Estratto dall’intervista di Annalisa Cuzzocrea per ”la Repubblica”
Ha davvero deciso lo strappo?
“I gruppi autonomi nasceranno già questa settimana. E saranno un bene per tutti: Zingaretti non avrà più l’alibi di dire che non controlla i gruppi pd perché saranno “derenzizzati”. E per il governo probabilmente si allargherà la base del consenso parlamentare, l’ho detto anche a Conte. Dunque l’operazione è un bene per tutti, come osservato da Goffredo Bettini. Ma questa è solo la punta dell’iceberg. Il ragionamento è più ampio e sarà nel Paese, non solo nei palazzi”.

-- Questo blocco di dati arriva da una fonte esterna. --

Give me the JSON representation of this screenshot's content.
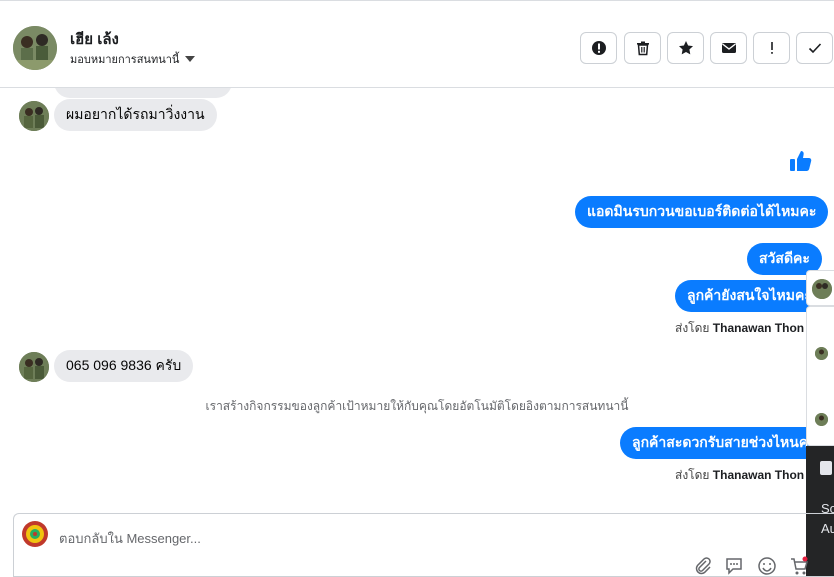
{
  "header": {
    "contact_name": "เฮีย เล้ง",
    "subtitle": "มอบหมายการสนทนานี้",
    "icons": [
      "alert-circle-icon",
      "trash-icon",
      "star-icon",
      "mail-icon",
      "exclamation-icon",
      "check-icon"
    ]
  },
  "messages": {
    "in_1": "ผมอยากได้รถมาวิ่งงาน",
    "out_1": "แอดมินรบกวนขอเบอร์ติดต่อได้ไหมคะ",
    "out_2": "สวัสดีคะ",
    "out_3": "ลูกค้ายังสนใจไหมคะ",
    "in_2": "065 096 9836 ครับ",
    "out_4": "ลูกค้าสะดวกรับสายช่วงไหนคะ"
  },
  "sent_by": {
    "prefix": "ส่งโดย",
    "name": "Thanawan Thon"
  },
  "system_note": "เราสร้างกิจกรรมของลูกค้าเป้าหมายให้กับคุณโดยอัตโนมัติโดยอิงตามการสนทนานี้",
  "side_panel": {
    "line1": "So",
    "line2": "Au"
  },
  "composer": {
    "placeholder": "ตอบกลับใน Messenger..."
  },
  "colors": {
    "outgoing_bubble": "#0a7cff",
    "incoming_bubble": "#e9eaed"
  }
}
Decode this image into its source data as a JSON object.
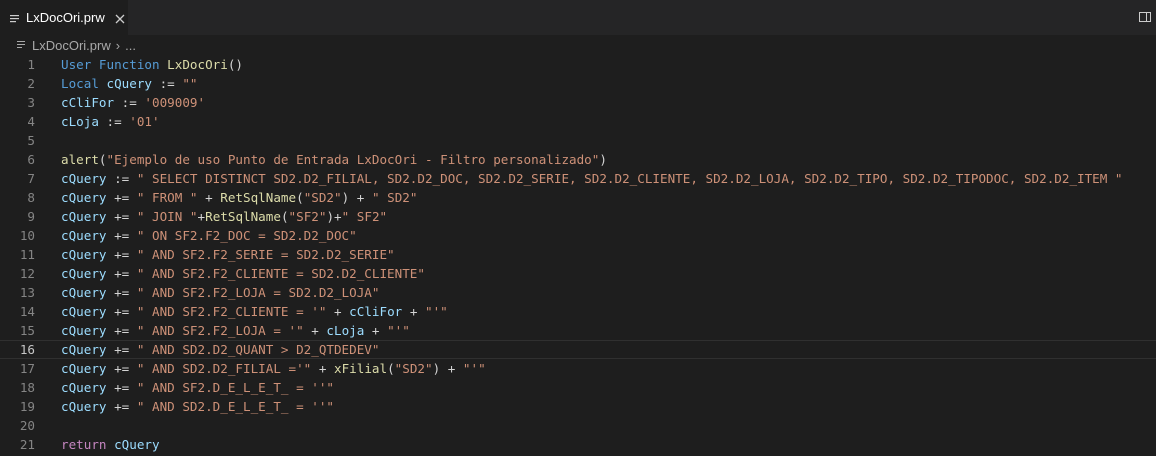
{
  "tab": {
    "label": "LxDocOri.prw"
  },
  "breadcrumb": {
    "file": "LxDocOri.prw",
    "more": "..."
  },
  "colors": {
    "keyword": "#569cd6",
    "control": "#c586c0",
    "function": "#dcdcaa",
    "variable": "#9cdcfe",
    "string": "#ce9178",
    "default": "#d4d4d4",
    "background": "#1e1e1e"
  },
  "editor": {
    "current_line": 16,
    "lines": [
      {
        "n": "1",
        "tokens": [
          [
            "kw",
            "User Function "
          ],
          [
            "fn",
            "LxDocOri"
          ],
          [
            "op",
            "()"
          ]
        ]
      },
      {
        "n": "2",
        "tokens": [
          [
            "kw",
            "Local "
          ],
          [
            "var",
            "cQuery"
          ],
          [
            "op",
            " := "
          ],
          [
            "str",
            "\"\""
          ]
        ]
      },
      {
        "n": "3",
        "tokens": [
          [
            "var",
            "cCliFor"
          ],
          [
            "op",
            " := "
          ],
          [
            "str",
            "'009009'"
          ]
        ]
      },
      {
        "n": "4",
        "tokens": [
          [
            "var",
            "cLoja"
          ],
          [
            "op",
            " := "
          ],
          [
            "str",
            "'01'"
          ]
        ]
      },
      {
        "n": "5",
        "tokens": []
      },
      {
        "n": "6",
        "tokens": [
          [
            "fn",
            "alert"
          ],
          [
            "op",
            "("
          ],
          [
            "str",
            "\"Ejemplo de uso Punto de Entrada LxDocOri - Filtro personalizado\""
          ],
          [
            "op",
            ")"
          ]
        ]
      },
      {
        "n": "7",
        "tokens": [
          [
            "var",
            "cQuery"
          ],
          [
            "op",
            " := "
          ],
          [
            "str",
            "\" SELECT DISTINCT SD2.D2_FILIAL, SD2.D2_DOC, SD2.D2_SERIE, SD2.D2_CLIENTE, SD2.D2_LOJA, SD2.D2_TIPO, SD2.D2_TIPODOC, SD2.D2_ITEM \""
          ]
        ]
      },
      {
        "n": "8",
        "tokens": [
          [
            "var",
            "cQuery"
          ],
          [
            "op",
            " += "
          ],
          [
            "str",
            "\" FROM \""
          ],
          [
            "op",
            " + "
          ],
          [
            "fn",
            "RetSqlName"
          ],
          [
            "op",
            "("
          ],
          [
            "str",
            "\"SD2\""
          ],
          [
            "op",
            ") + "
          ],
          [
            "str",
            "\" SD2\""
          ]
        ]
      },
      {
        "n": "9",
        "tokens": [
          [
            "var",
            "cQuery"
          ],
          [
            "op",
            " += "
          ],
          [
            "str",
            "\" JOIN \""
          ],
          [
            "op",
            "+"
          ],
          [
            "fn",
            "RetSqlName"
          ],
          [
            "op",
            "("
          ],
          [
            "str",
            "\"SF2\""
          ],
          [
            "op",
            ")+"
          ],
          [
            "str",
            "\" SF2\""
          ]
        ]
      },
      {
        "n": "10",
        "tokens": [
          [
            "var",
            "cQuery"
          ],
          [
            "op",
            " += "
          ],
          [
            "str",
            "\" ON SF2.F2_DOC = SD2.D2_DOC\""
          ]
        ]
      },
      {
        "n": "11",
        "tokens": [
          [
            "var",
            "cQuery"
          ],
          [
            "op",
            " += "
          ],
          [
            "str",
            "\" AND SF2.F2_SERIE = SD2.D2_SERIE\""
          ]
        ]
      },
      {
        "n": "12",
        "tokens": [
          [
            "var",
            "cQuery"
          ],
          [
            "op",
            " += "
          ],
          [
            "str",
            "\" AND SF2.F2_CLIENTE = SD2.D2_CLIENTE\""
          ]
        ]
      },
      {
        "n": "13",
        "tokens": [
          [
            "var",
            "cQuery"
          ],
          [
            "op",
            " += "
          ],
          [
            "str",
            "\" AND SF2.F2_LOJA = SD2.D2_LOJA\""
          ]
        ]
      },
      {
        "n": "14",
        "tokens": [
          [
            "var",
            "cQuery"
          ],
          [
            "op",
            " += "
          ],
          [
            "str",
            "\" AND SF2.F2_CLIENTE = '\""
          ],
          [
            "op",
            " + "
          ],
          [
            "var",
            "cCliFor"
          ],
          [
            "op",
            " + "
          ],
          [
            "str",
            "\"'\""
          ]
        ]
      },
      {
        "n": "15",
        "tokens": [
          [
            "var",
            "cQuery"
          ],
          [
            "op",
            " += "
          ],
          [
            "str",
            "\" AND SF2.F2_LOJA = '\""
          ],
          [
            "op",
            " + "
          ],
          [
            "var",
            "cLoja"
          ],
          [
            "op",
            " + "
          ],
          [
            "str",
            "\"'\""
          ]
        ]
      },
      {
        "n": "16",
        "tokens": [
          [
            "var",
            "cQuery"
          ],
          [
            "op",
            " += "
          ],
          [
            "str",
            "\" AND SD2.D2_QUANT > D2_QTDEDEV\""
          ]
        ]
      },
      {
        "n": "17",
        "tokens": [
          [
            "var",
            "cQuery"
          ],
          [
            "op",
            " += "
          ],
          [
            "str",
            "\" AND SD2.D2_FILIAL ='\""
          ],
          [
            "op",
            " + "
          ],
          [
            "fn",
            "xFilial"
          ],
          [
            "op",
            "("
          ],
          [
            "str",
            "\"SD2\""
          ],
          [
            "op",
            ") + "
          ],
          [
            "str",
            "\"'\""
          ]
        ]
      },
      {
        "n": "18",
        "tokens": [
          [
            "var",
            "cQuery"
          ],
          [
            "op",
            " += "
          ],
          [
            "str",
            "\" AND SF2.D_E_L_E_T_ = ''\""
          ]
        ]
      },
      {
        "n": "19",
        "tokens": [
          [
            "var",
            "cQuery"
          ],
          [
            "op",
            " += "
          ],
          [
            "str",
            "\" AND SD2.D_E_L_E_T_ = ''\""
          ]
        ]
      },
      {
        "n": "20",
        "tokens": []
      },
      {
        "n": "21",
        "tokens": [
          [
            "ctl",
            "return "
          ],
          [
            "var",
            "cQuery"
          ]
        ]
      }
    ]
  }
}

(…) Aver mandato a casa Salvini resterà nel mio curriculum come una delle cose di cui vado più fiero”.
Anche se per farlo il Pd non è passato dal voto?
“Si chiama democrazia parlamentare! Il leader della Lega usava il Viminale per educare all’odio. Quando, in evidente stato di sovraeccitazione, chiede pieni poteri, può accadere qualsiasi cosa: l’uscita dall’euro, la nomina dei suoi amici che chiedono tangenti ai russi alla guida di Eni. La recessione che avrebbe seguito la campagna di promesse e fake news non avrebbe solo fatto aumentare Iva e spread: avrebbe messo in ginocchio le imprese”.
Adesso però lei spacca il Pd indebolendo proprio il fronte anti-Salvini. Che senso ha?
“È il contrario. Abbiamo fatto un capolavoro tattico mettendo in minoranza Salvini con gli strumenti della democrazia parlamentare. Ma il populismo cattivo che esprime non è battuto e va sconfitto nella società. E credo che le liturgie di un Pd organizzato scientificamente in correnti e impegnato in una faticosa e autoreferenziale ricerca dell’unità come bene supremo non funzionino più”.
L’unità è una richiesta che viene soprattutto dalla base. Zingaretti ha fatto di tutto per mantenerla. Cos’è che gli rimprovera?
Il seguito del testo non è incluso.